While we are still in the kitchen, another task that I would enjoy giving away is “go grocery shopping.” To be fair, my husband does do a large amount of the regular basic shopping but has difficulty with specialty items. Could I train my hub to find the exact brand of paper towels or pickles that I prefer?

Imagine the supermarket produce section, with hubs of all sizes and types gathered together to squeeze melons and check the ripe tomatoes. Perhaps they will gossip about their owners and what goes on in their households.

And what about our home security? I understand that these hubs may be able to communicate with other devices such as smartphones, smart homes, etc., but I am thinking of an old-school solution. As we have no dogs in our house, I should be able to say to my hub “use a deep voice and bark like a pack of Rottweilers” to scare off any would-be burglars. But this might annoy the neighbors, so perhaps one barking dog noise would be enough to do the job.

Another task I would be happy to get rid of is “do the laundry.” The hub’s memory should already know how to sort my clothes by darks, whites, sheets, underwear, etc. And, if the clothes dryer shrinks my husband’s underwear, he should go complain to the hub.

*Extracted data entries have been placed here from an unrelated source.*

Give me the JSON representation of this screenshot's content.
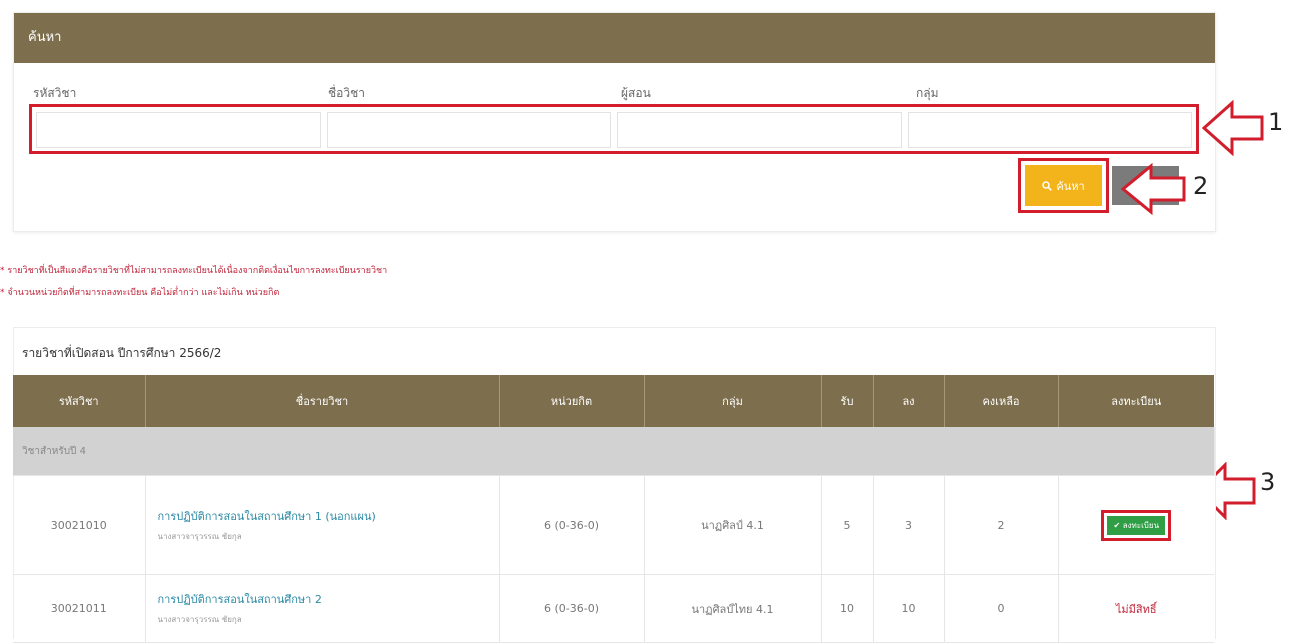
{
  "search": {
    "title": "ค้นหา",
    "labels": [
      "รหัสวิชา",
      "ชื่อวิชา",
      "ผู้สอน",
      "กลุ่ม"
    ],
    "values": [
      "",
      "",
      "",
      ""
    ],
    "search_button": "ค้นหา",
    "cancel_button": "ยกเลิก"
  },
  "callouts": [
    "1",
    "2",
    "3"
  ],
  "notes": [
    "* รายวิชาที่เป็นสีแดงคือรายวิชาที่ไม่สามารถลงทะเบียนได้เนื่องจากติดเงื่อนไขการลงทะเบียนรายวิชา",
    "* จำนวนหน่วยกิตที่สามารถลงทะเบียน คือไม่ต่ำกว่า และไม่เกิน หน่วยกิต"
  ],
  "list": {
    "title": "รายวิชาที่เปิดสอน ปีการศึกษา 2566/2",
    "headers": [
      "รหัสวิชา",
      "ชื่อรายวิชา",
      "หน่วยกิต",
      "กลุ่ม",
      "รับ",
      "ลง",
      "คงเหลือ",
      "ลงทะเบียน"
    ],
    "group_label": "วิชาสำหรับปี 4",
    "rows": [
      {
        "code": "30021010",
        "name": "การปฏิบัติการสอนในสถานศึกษา 1 (นอกแผน)",
        "teacher": "นางสาวจารุวรรณ ชัยกุล",
        "credits": "6 (0-36-0)",
        "group": "นาฏศิลป์ 4.1",
        "accept": "5",
        "enrolled": "3",
        "remaining": "2",
        "action": "ลงทะเบียน"
      },
      {
        "code": "30021011",
        "name": "การปฏิบัติการสอนในสถานศึกษา 2",
        "teacher": "นางสาวจารุวรรณ ชัยกุล",
        "credits": "6 (0-36-0)",
        "group": "นาฏศิลป์ไทย 4.1",
        "accept": "10",
        "enrolled": "10",
        "remaining": "0",
        "action": "ไม่มีสิทธิ์"
      }
    ]
  },
  "colors": {
    "header_bg": "#7d6f4e",
    "highlight_red": "#d21d2c",
    "search_yellow": "#f3b31b",
    "register_green": "#2f9e45",
    "link_blue": "#2b8aa5"
  },
  "icons": [
    "search-icon",
    "check-icon",
    "arrow-left-icon"
  ]
}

It would probably be too much to ask if it could separate out my good sweaters and wash them by hand, so I guess that job remains with me.

Speaking of laundry, I often ask my husband to change the bedsheets in our bedroom. He often has trouble with this request, as I do not believe he knows the difference between my winter and summer sheets. My hub should know which sheet set to put on our bed during any season of the year, then figure out the best way to accomplish this task without any drama.

Now, with nothing to do around the house, my husband will only have to mow the lawn and shovel the driveway. A home hub would certainly make his life easier, and I hope it will do the same for me someday.

Carol F. Heavern, of Buffalo, is a computer tutor who gets nervous around voice-activated devices.